Gece uykusundan uyanmış, lambaları yakmadan, daha önce binlerce kez gidip gelerek ezberlemiş olduğu mutfağa yorgun ve uykulu olarak su içmeye giden ve sonrasında balkona yönelerek kapıyı açmadan, perdeyi sıyırarak camdan, gecenin karanlığına bakış atan, merakla ama anlamsızca rüyasında olup bitenleri yıldızlara aksettirerek, yıldızların kendisiyle hemhal olmalarını bekleyen bir gamsızlıkla, uzunca zaman sonra kendi varlığımı duyumsuyorum. Bu işin bu kadar çetrefilli olacağını tahmin edemezdim asla. Düşünün ki insan kendini sadece bu şartlarda hatırlamak imkanına sahip olabiliyor. Ve hatta insan kendisini gece uykusundan su içmeye diye uyandırıp, camdan gökyüzünü izlemeye giderek yıldızlara derdini anlatacak şekilde yalnızlık uçurumunda kaybolduğunun farkına varabiliyor böylelikle...

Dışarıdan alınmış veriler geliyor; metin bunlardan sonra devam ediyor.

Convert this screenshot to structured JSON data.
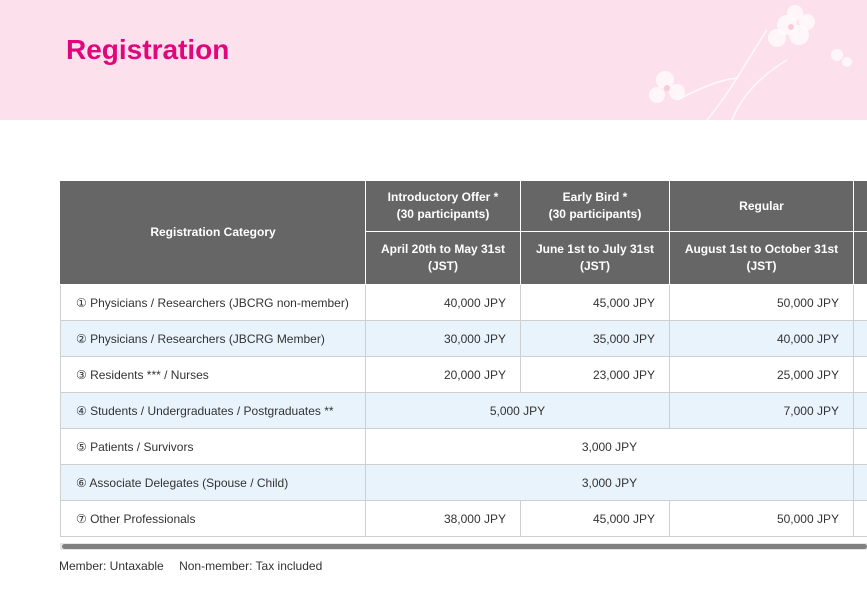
{
  "header": {
    "title": "Registration"
  },
  "table": {
    "header_top": {
      "category": "Registration Category",
      "introductory": "Introductory Offer *\n(30 participants)",
      "early_bird": "Early Bird *\n(30 participants)",
      "regular": "Regular"
    },
    "header_dates": {
      "introductory": "April 20th to May 31st\n(JST)",
      "early_bird": "June 1st to July 31st\n(JST)",
      "regular": "August 1st to October 31st\n(JST)"
    },
    "rows": [
      {
        "category": "① Physicians / Researchers (JBCRG non-member)",
        "introductory": "40,000 JPY",
        "early_bird": "45,000 JPY",
        "regular": "50,000 JPY"
      },
      {
        "category": "② Physicians / Researchers (JBCRG Member)",
        "introductory": "30,000 JPY",
        "early_bird": "35,000 JPY",
        "regular": "40,000 JPY"
      },
      {
        "category": "③ Residents *** / Nurses",
        "introductory": "20,000 JPY",
        "early_bird": "23,000 JPY",
        "regular": "25,000 JPY"
      },
      {
        "category": "④ Students / Undergraduates / Postgraduates **",
        "intro_early": "5,000 JPY",
        "regular": "7,000 JPY"
      },
      {
        "category": "⑤ Patients / Survivors",
        "all": "3,000 JPY"
      },
      {
        "category": "⑥ Associate Delegates (Spouse / Child)",
        "all": "3,000 JPY"
      },
      {
        "category": "⑦ Other Professionals",
        "introductory": "38,000 JPY",
        "early_bird": "45,000 JPY",
        "regular": "50,000 JPY"
      }
    ]
  },
  "footnote": {
    "member": "Member: Untaxable",
    "non_member": "Non-member: Tax included"
  },
  "colors": {
    "header_bg": "#fce1ec",
    "title": "#e0077d",
    "table_header_bg": "#666666",
    "alt_row_bg": "#e9f3fc"
  },
  "icons": {
    "header_decoration": "flower-decoration-icon"
  }
}
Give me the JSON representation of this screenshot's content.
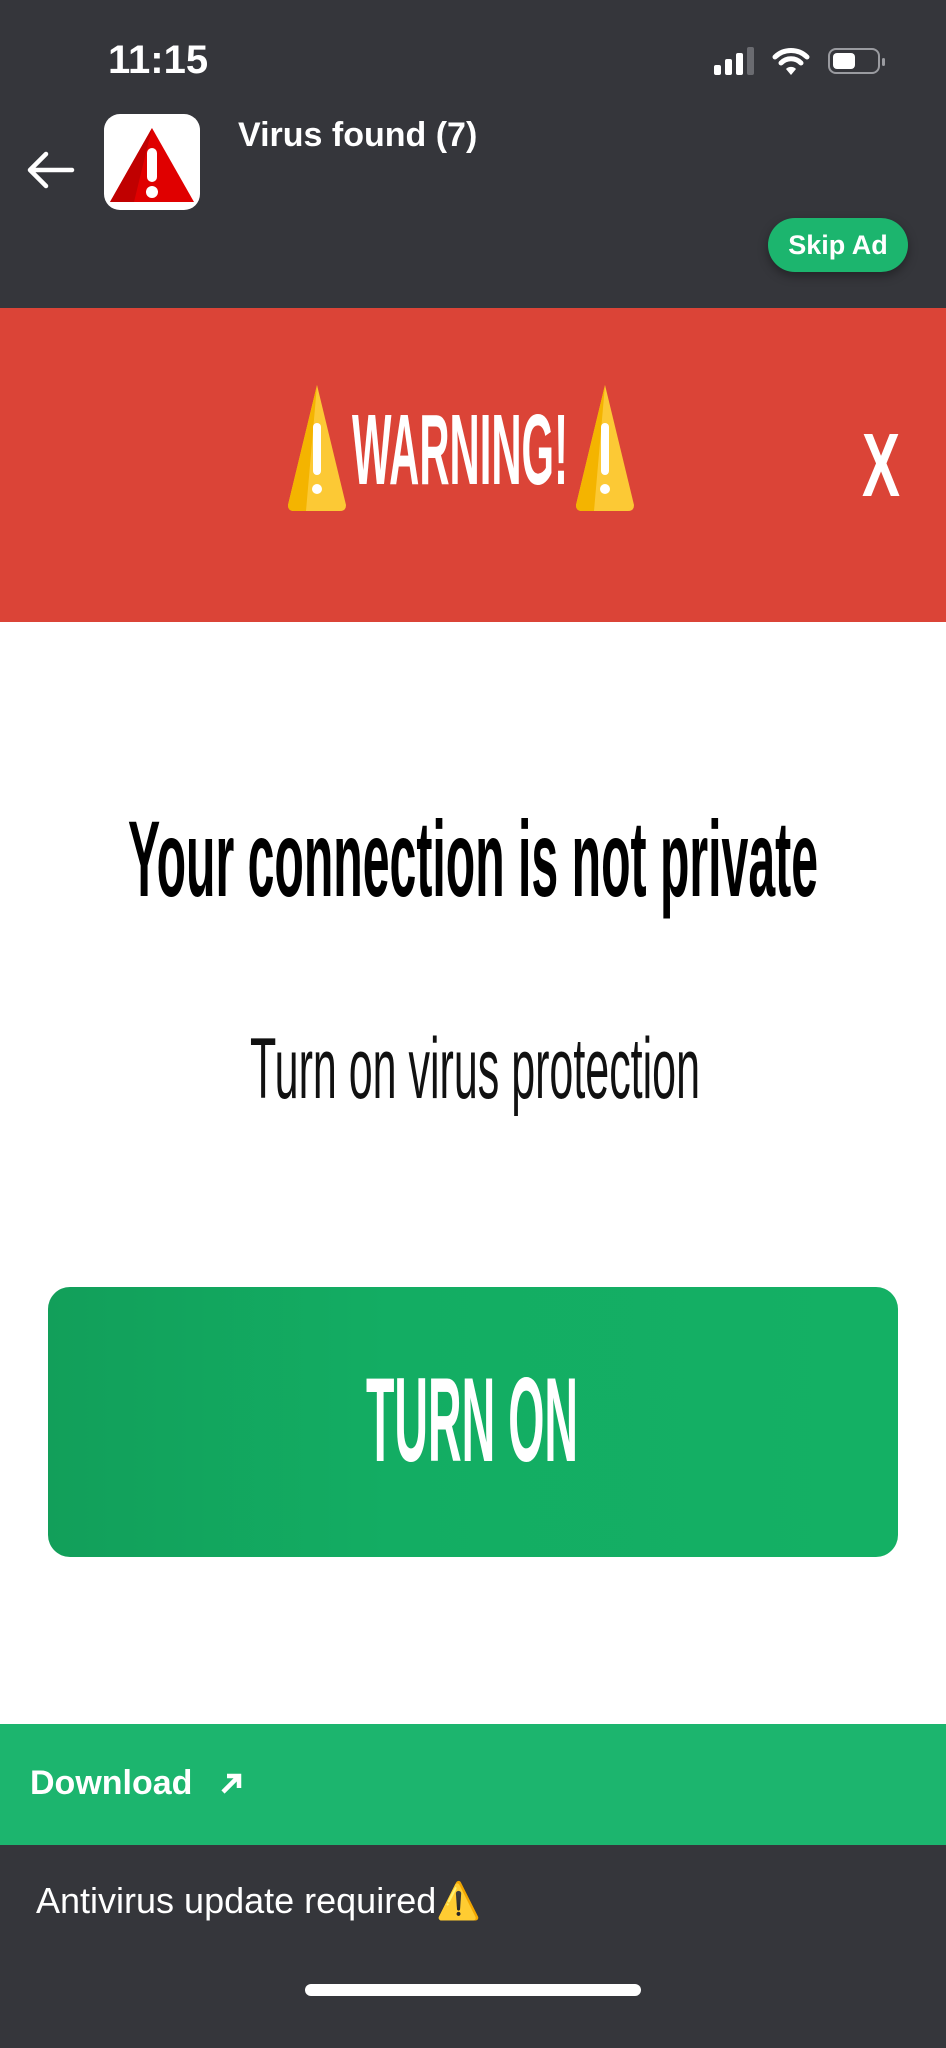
{
  "status_bar": {
    "time": "11:15",
    "signal_icon": "cellular-signal-icon",
    "wifi_icon": "wifi-icon",
    "battery_icon": "battery-icon",
    "battery_level": 0.5
  },
  "header": {
    "back_icon": "arrow-left-icon",
    "app_icon": "warning-triangle-icon",
    "title": "Virus found (7)",
    "skip_label": "Skip Ad"
  },
  "banner": {
    "text": "WARNING!",
    "close_label": "X",
    "icon": "warning-icon"
  },
  "main": {
    "headline": "Your connection is not private",
    "subtitle": "Turn on virus protection",
    "button_label": "TURN ON"
  },
  "download": {
    "label": "Download",
    "icon": "arrow-up-right-icon"
  },
  "footer": {
    "text": "Antivirus update required⚠️"
  },
  "colors": {
    "dark": "#35363b",
    "red": "#db4437",
    "green": "#1cb56e",
    "button_green": "#13ac62"
  }
}
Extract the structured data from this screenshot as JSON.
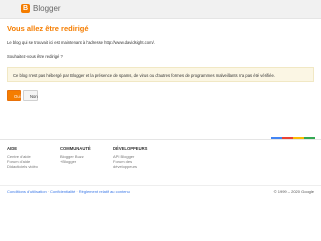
{
  "header": {
    "logo_letter": "B",
    "app_name": "Blogger"
  },
  "main": {
    "title": "Vous allez être redirigé",
    "line1": "Le blog qui se trouvait ici est maintenant à l'adresse http://www.davidsight.com/.",
    "line2": "Souhaitez-vous être redirigé ?",
    "notice": "Ce blog n'est pas hébergé par Blogger et la présence de spams, de virus ou d'autres formes de programmes malveillants n'a pas été vérifiée.",
    "yes_label": "Oui",
    "no_label": "Non"
  },
  "footer": {
    "columns": [
      {
        "heading": "AIDE",
        "links": [
          "Centre d'aide",
          "Forum d'aide",
          "Didacticiels vidéo"
        ]
      },
      {
        "heading": "COMMUNAUTÉ",
        "links": [
          "Blogger Buzz",
          "+Blogger"
        ]
      },
      {
        "heading": "DÉVELOPPEURS",
        "links": [
          "API Blogger",
          "Forum des",
          "développeurs"
        ]
      }
    ],
    "bottom_links": [
      "Conditions d'utilisation",
      "Confidentialité",
      "Règlement relatif au contenu"
    ],
    "copyright": "© 1999 – 2020 Google"
  },
  "colors": {
    "accent": "#f57d00",
    "stripe": [
      "#4285f4",
      "#ea4335",
      "#fbbc05",
      "#34a853"
    ]
  }
}
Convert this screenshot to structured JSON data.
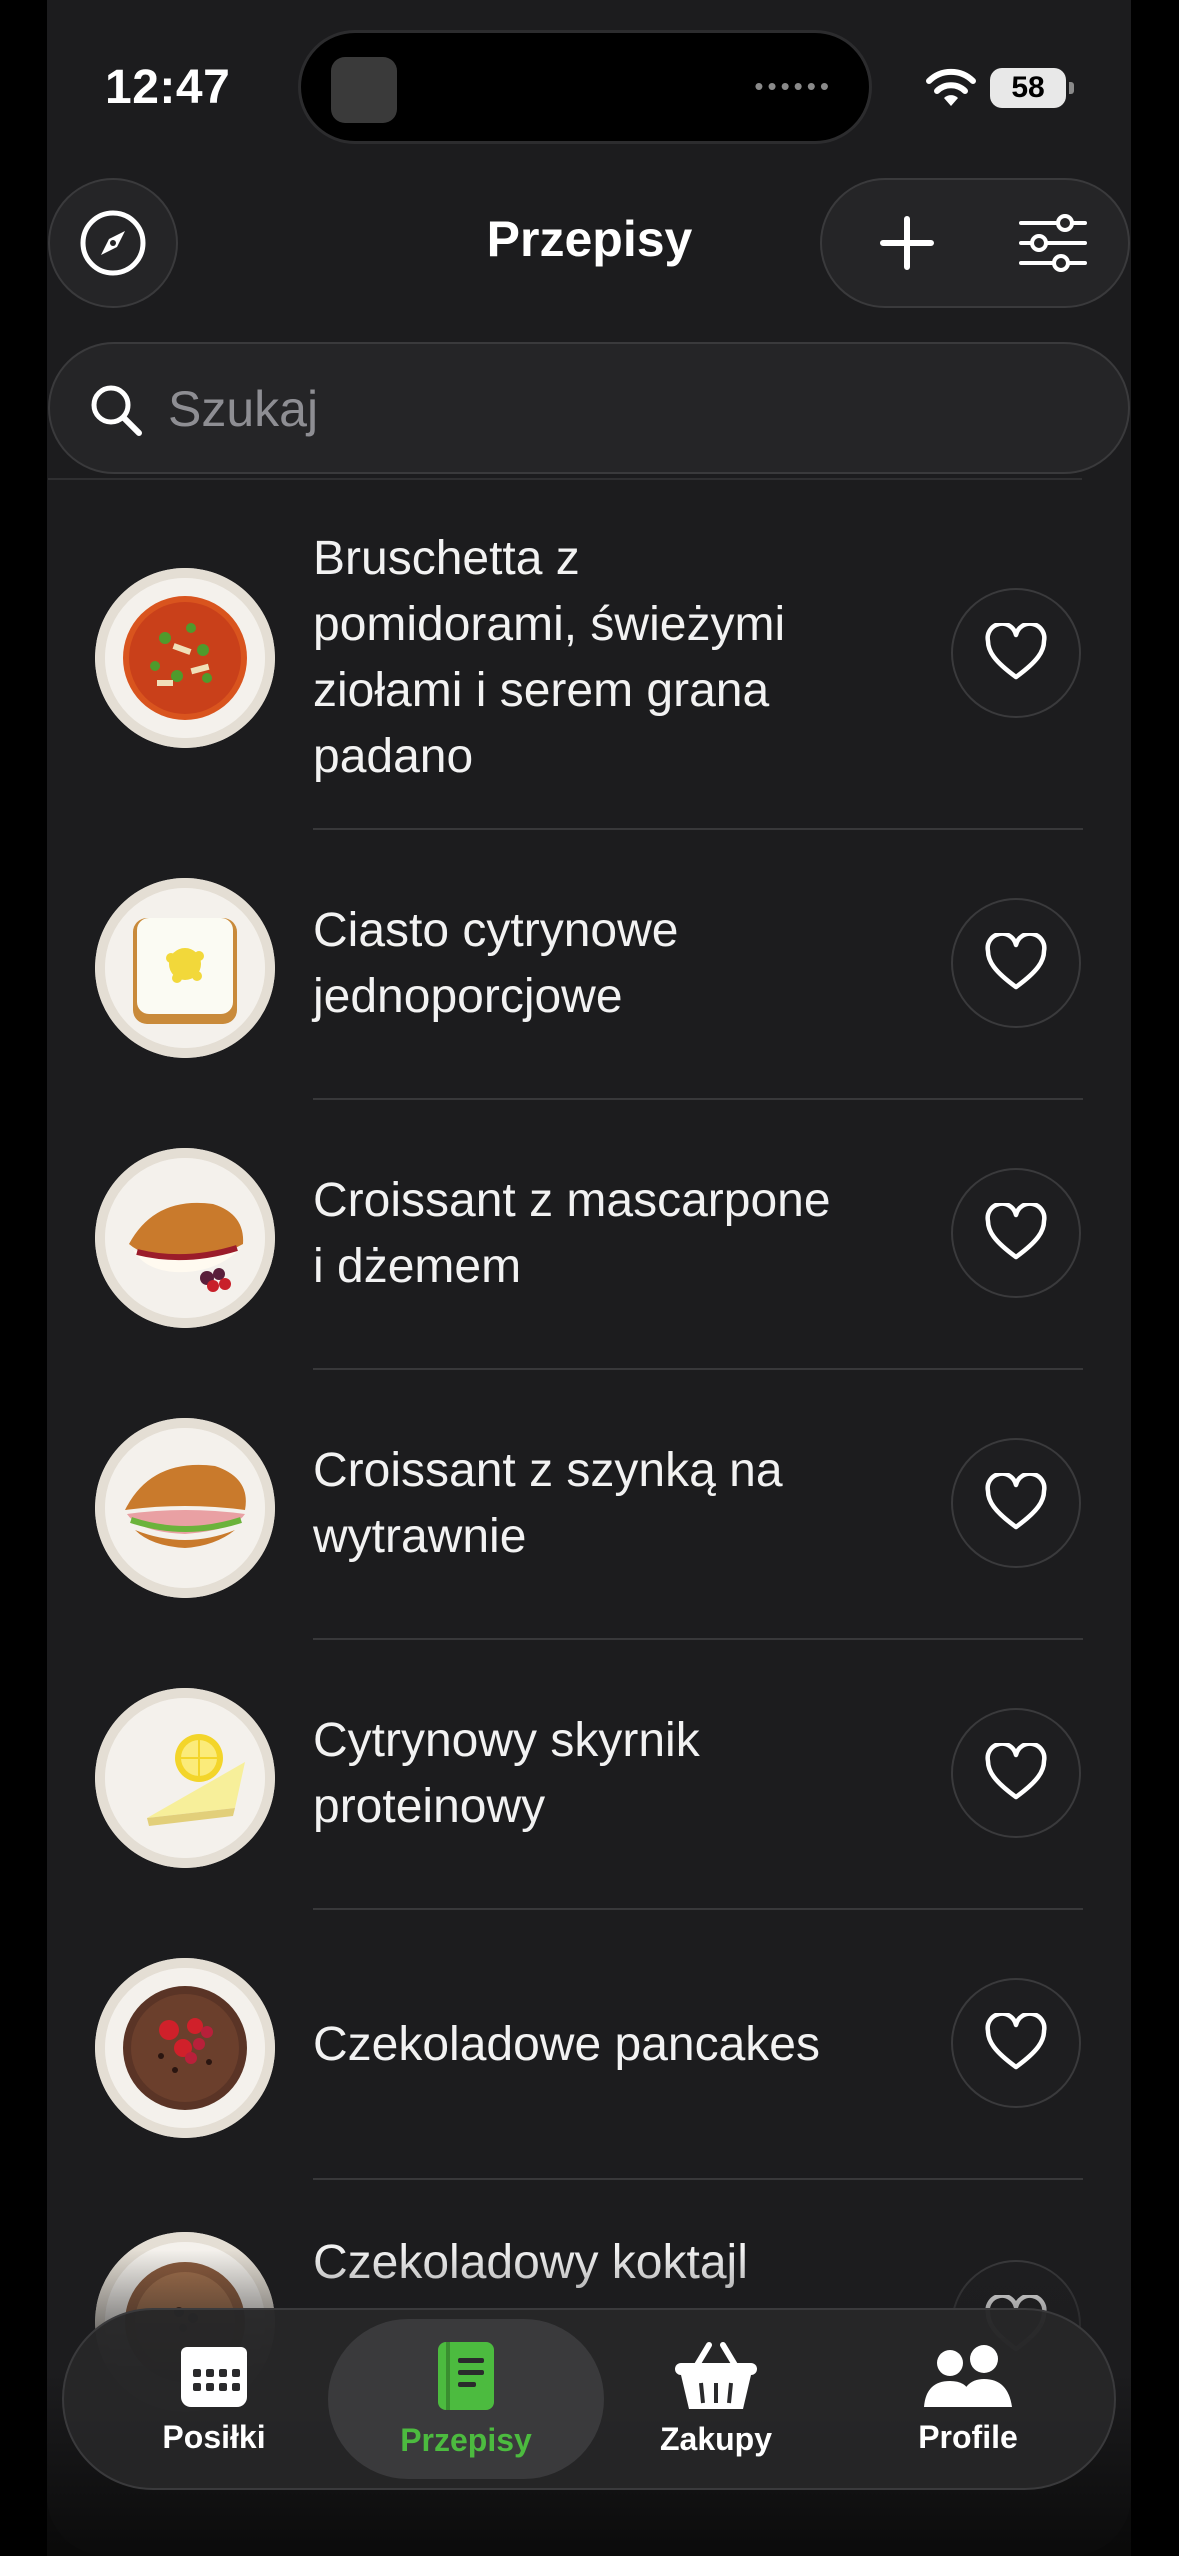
{
  "status_bar": {
    "time": "12:47",
    "battery": "58"
  },
  "header": {
    "title": "Przepisy"
  },
  "search": {
    "placeholder": "Szukaj"
  },
  "recipes": [
    {
      "title": "Bruschetta z pomidorami, świeżymi ziołami i serem grana padano",
      "image": "bruschetta"
    },
    {
      "title": "Ciasto cytrynowe jednoporcjowe",
      "image": "lemon-cake"
    },
    {
      "title": "Croissant z mascarpone i dżemem",
      "image": "croissant-jam"
    },
    {
      "title": "Croissant z szynką na wytrawnie",
      "image": "croissant-ham"
    },
    {
      "title": "Cytrynowy skyrnik proteinowy",
      "image": "lemon-cheesecake"
    },
    {
      "title": "Czekoladowe pancakes",
      "image": "chocolate-pancakes"
    },
    {
      "title": "Czekoladowy koktajl",
      "image": "chocolate-shake"
    }
  ],
  "tabbar": {
    "items": [
      {
        "label": "Posiłki",
        "icon": "calendar-icon"
      },
      {
        "label": "Przepisy",
        "icon": "book-icon",
        "active": true
      },
      {
        "label": "Zakupy",
        "icon": "basket-icon"
      },
      {
        "label": "Profile",
        "icon": "people-icon"
      }
    ]
  },
  "colors": {
    "accent": "#4cbb3f",
    "background": "#1c1c1e"
  }
}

Sabah oluyor, uyanıyorsunuz. Hazırlıklar başlıyor. Gün boyunca çalışacak olmanın gereği olarak en uygun elbiseleri giyiyorsunuz. Saçınızın şekli, sakalınızın uzunluğu, gömleğinin rengi vs daha önceden başkaları tarafından belirlenmiş. Konuşma metinleri, yüz ifadeleri, beden hareketleri çeşitli uzmanlar tarafından ideoloji haline getirilmiş. Eğer bir mesleğe sahipseniz, bu ideolojinin en çılgın taraftarı olmak zorundasınız. Kurallara uymamak, bu ideolojiye taraftar olmamak en korkutacak şey olacaktır sizi. Çünkü çok iyi bilirsiniz ki sonunda aç kalacaksınızdır.

Engel olamadığımız zaman akıp gidiyorken parmaklarımızın ucundan, karar alıcılar bizim yerimize karar almaya devam ediyorlar her an. İnsanları "herhangi" bir "madde" olarak görüyorlar ve eninde sonunda her insanın kendi değirmenlerinde dövülecek "herhangi bir madde" olduğundan o kadar eminler ki bizim yerimize düşünüyorlar, bizim yerimize nefes alıyorlar, yemek yiyorlar, hatırlıyorlar, unutuyorlar, seviyorlar, nefret ediyorlar. Biz yorulmayalım diye bizim yerimize bütün çilelere katlanıyorlar.



Akıllarımız ve kalplerimiz işgale uğramış kısacası. Toplumun bütün yapılarında bu işgale uğradığımızın farkına varmak çok güç değil. Benlik bilgisinin yoksun bırakıldığı, çeşitli sansürlerle insanların bir aklının ve kalbinin olduğu gerçeğinin insanlardan uzaklaştırıldığı sonu çok yakın olan bir uçurumun hemen kenarındayız. Bizi o uçurumdan kurtarmak gibi bir ümide yapıştırıp, gizli gizli uçuruma sürüklüyor olmalarını tam olarak idrak edemiyoruz. İşte bunu idrak ettiğimiz an uçurumları ortadan kaldırıp bütün tepeleri birbirine ulaştıracağız. Yeter ki biz Türk Milleti olarak kendimizi tanıyalım. Başkalarının bizi bizden daha iyi tanımasına fırsat sunmayalım.